AUTHOR=Wu Yumin , Lu Linpeng , Zhang Jialin , Li Zhuoshi , Zuo Chao 

TITLE=Autofocusing Algorithm for Pixel-Super-Resolved Lensfree On-Chip Microscopy

JOURNAL=Frontiers in Physics

VOLUME=Volume 9 - 2021

YEAR=2021

URL=https://www.frontiersin.org/journals/physics/articles/10.3389/fphy.2021.651316

DOI=10.3389/fphy.2021.651316

ISSN=2296-424X

ABSTRACT=In recent years, lensfree on-chip imaging has developed a new wide-field optical imaging technique that is widely used for quantitative microscopic imaging, especially in medical and engineering applications.  However, lens-free on-chip imaging generally suffers from low imaging resolution which is far from enough to meet the recent demand due to the limited sensor pixel size. Fortunately, image super-resolution algorithms can solve this problem by processing a series of low-resolution holograms. The prerequisite is to obtain accurately the reconstructed distance of each hologram. However, there are two major challenges to accurately determine the focus distance: on the one hand, twin-image can produce image blurring, which reduces image resolution; on the other hand, the displacement between the sample and the sensor is usually done mechanically, which may cause mechanical errors. In this study, we proposed a high-precision pixel-super-resolved autofocusing method based on the multi-height lensfree on-chip imaging, which consists of two steps: individual preliminary estimation and global precise estimation.
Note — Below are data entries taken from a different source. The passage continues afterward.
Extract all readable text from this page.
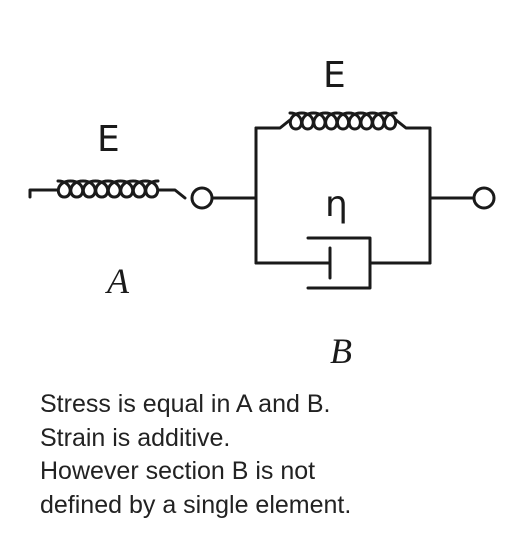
E
E
η
A
B
Stress is equal in A and B.
Strain is additive.
However section B is not
defined by a single element.
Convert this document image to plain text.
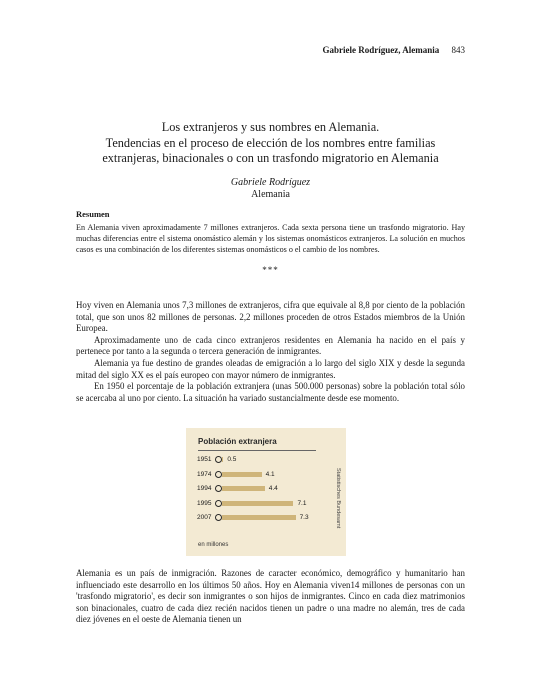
Gabriele Rodríguez, Alemania 843
Los extranjeros y sus nombres en Alemania.
Tendencias en el proceso de elección de los nombres entre familias
extranjeras, binacionales o con un trasfondo migratorio en Alemania
Gabriele Rodríguez
Alemania
Resumen
En Alemania viven aproximadamente 7 millones extranjeros. Cada sexta persona tiene un trasfondo migratorio. Hay muchas diferencias entre el sistema onomástico alemán y los sistemas onomásticos extranjeros. La solución en muchos casos es una combinación de los diferentes sistemas onomásticos o el cambio de los nombres.
***

Hoy viven en Alemania unos 7,3 millones de extranjeros, cifra que equivale al 8,8 por ciento de la población total, que son unos 82 millones de personas. 2,2 millones proceden de otros Estados miembros de la Unión Europea.

Aproximadamente uno de cada cinco extranjeros residentes en Alemania ha nacido en el país y pertenece por tanto a la segunda o tercera generación de inmigrantes.

Alemania ya fue destino de grandes oleadas de emigración a lo largo del siglo XIX y desde la segunda mitad del siglo XX es el país europeo con mayor número de inmigrantes.

En 1950 el porcentaje de la población extranjera (unas 500.000 personas) sobre la población total sólo se acercaba al uno por ciento. La situación ha variado sustancialmente desde ese momento.

Población extranjera
1951 0.5
1974	4.1
1994	4.4
1995	7.1
2007	7.3
en millones
Statistisches Bundesamt

Alemania es un país de inmigración. Razones de caracter económico, demográfico y humanitario han influenciado este desarrollo en los últimos 50 años. Hoy en Alemania viven14 millones de personas con un 'trasfondo migratorio', es decir son inmigrantes o son hijos de inmigrantes. Cinco en cada diez matrimonios son binacionales, cuatro de cada diez recién nacidos tienen un padre o una madre no alemán, tres de cada diez jóvenes en el oeste de Alemania tienen un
First, an improved critical function that combines differential critical function and frequency domain critical function has been proposed to obtain the preliminary focus distances of different height planes. Second, we transform a problem of focusing on different planes into the problem of solving the optimal solution of the overall imaging. Through the proposed method, we can determine the focus distances of different planes more accurately. Simulations and experiments have verified the validity and reliability of the proposed algorithm. The proposed algorithm has the potential to further improve the imaging resolution of lensfree on-chip imaging.